We can work in plastic part of the working diagram. The design plastic resistance $M_{pl,Rd}$ for bending is used but is lowered for the effect of the normal load $N_{Ed}$ which acts in combination with bending.
$$ \begin{align} M_{Ed} &\le M_{N,Rd}, \hskip2em \text{where} \\ M_{N,Rd} &= M_{pl,Rd} (1- (\frac{N_{Ed}}{N_{pl,Rd}})^2) \label{BendAndAx:eq2} \end{align} $$| $N_{Ed}$ | design axial force from load |
| $N_{pl,Rd}$ | design plastic resistance for normal load |
| $M_{pl,Rd}$ | design plastic resistance for bending |
| $M_{N,Rd}$ | reduced design plastic resistance for bending |
Other cases with holes for fasteners are in the code.
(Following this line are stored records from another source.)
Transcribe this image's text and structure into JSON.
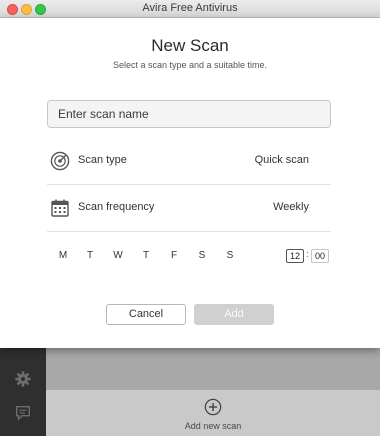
{
  "window": {
    "title": "Avira Free Antivirus"
  },
  "dialog": {
    "title": "New Scan",
    "subtitle": "Select a scan type and a suitable time.",
    "name_placeholder": "Enter scan name",
    "scan_type": {
      "label": "Scan type",
      "value": "Quick scan",
      "icon": "radar-icon"
    },
    "scan_frequency": {
      "label": "Scan frequency",
      "value": "Weekly",
      "icon": "calendar-icon"
    },
    "days": [
      "M",
      "T",
      "W",
      "T",
      "F",
      "S",
      "S"
    ],
    "time": {
      "hour": "12",
      "separator": ":",
      "minute": "00"
    },
    "cancel_label": "Cancel",
    "add_label": "Add"
  },
  "background": {
    "add_new_label": "Add new scan",
    "sidebar_icons": [
      "gear-icon",
      "chat-icon"
    ]
  },
  "colors": {
    "sheet_bg": "#ffffff",
    "add_button_disabled": "#d0d0d0",
    "rail_bg": "#2f2f2f",
    "close_red": "#fc605c",
    "minimize_yellow": "#fdbc40",
    "zoom_green": "#34c84a"
  }
}
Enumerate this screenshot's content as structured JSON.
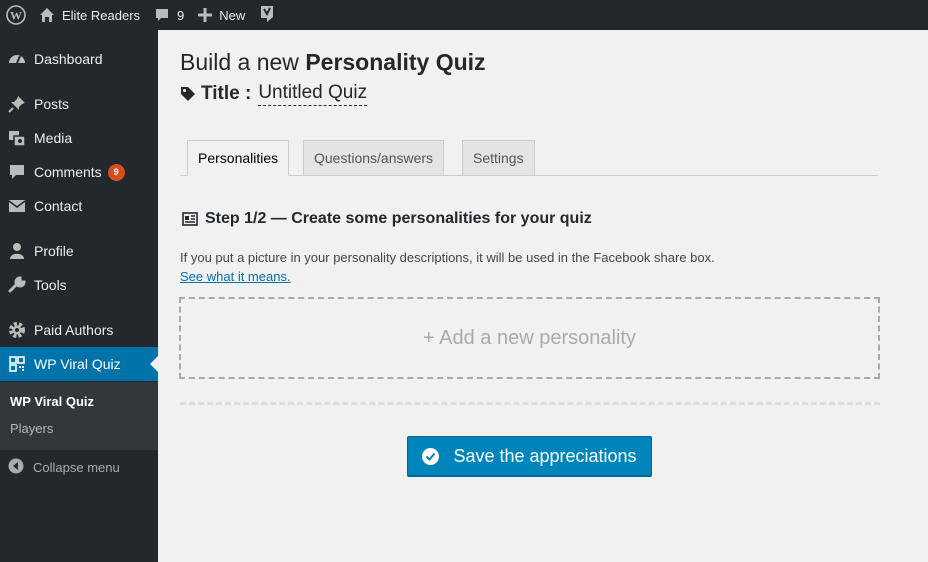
{
  "adminbar": {
    "site_name": "Elite Readers",
    "comments_count": "9",
    "new_label": "New"
  },
  "sidebar": {
    "items": [
      {
        "label": "Dashboard",
        "icon": "dashboard-icon"
      },
      {
        "label": "Posts",
        "icon": "pin-icon"
      },
      {
        "label": "Media",
        "icon": "media-icon"
      },
      {
        "label": "Comments",
        "icon": "comment-icon",
        "badge": "9"
      },
      {
        "label": "Contact",
        "icon": "mail-icon"
      },
      {
        "label": "Profile",
        "icon": "user-icon"
      },
      {
        "label": "Tools",
        "icon": "wrench-icon"
      },
      {
        "label": "Paid Authors",
        "icon": "gear-icon"
      },
      {
        "label": "WP Viral Quiz",
        "icon": "qrcode-icon"
      }
    ],
    "submenu": [
      "WP Viral Quiz",
      "Players"
    ],
    "collapse_label": "Collapse menu"
  },
  "main": {
    "title_prefix": "Build a new ",
    "title_strong": "Personality Quiz",
    "title_label": "Title :",
    "title_value": "Untitled Quiz",
    "tabs": [
      "Personalities",
      "Questions/answers",
      "Settings"
    ],
    "step_heading": "Step 1/2 — Create some personalities for your quiz",
    "step_desc": "If you put a picture in your personality descriptions, it will be used in the Facebook share box.",
    "step_link": "See what it means.",
    "add_personality": "+ Add a new personality",
    "save_label": "Save the appreciations"
  },
  "colors": {
    "adminbar_bg": "#23282d",
    "accent": "#0073aa",
    "button": "#0085ba",
    "badge": "#d54e21"
  }
}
When a member is loaded by a moment against axis $y$, $z$ then the following criterion is used:
$$ \begin{equation} \left( \frac{M_{y, Ed}}{M_{N,y,Rd}}\right)^{\alpha} + \left(\frac{M_{z,Ed}}{M_{N,z,Rd}}\right)^\beta \le 1 \end{equation} $$Both $\alpha,\ \beta$ depend on cross-section and are described in details in the code. $M_{N,y,Rd}$ and $M_{N,z,Rd}$ are design resistance moments $M_{pl,y,Rd}$ and $M_{pl,z,Rd}$ lowered due to axial loading (see $(\ref{BendAndAx:eq2})$).
Criteria for allowance is
$$ \begin{equation} \sigma_{x,Ed} \lt \frac{f_y}{\gamma_{M0}} \end{equation} $$where $\sigma_{x,Ed}$ is design value of stress found by Mechanics of elastic solids from both moment + axial force (taking into account holes for fasteners where relevant).
For class 4 additional criteria from code has to be followed.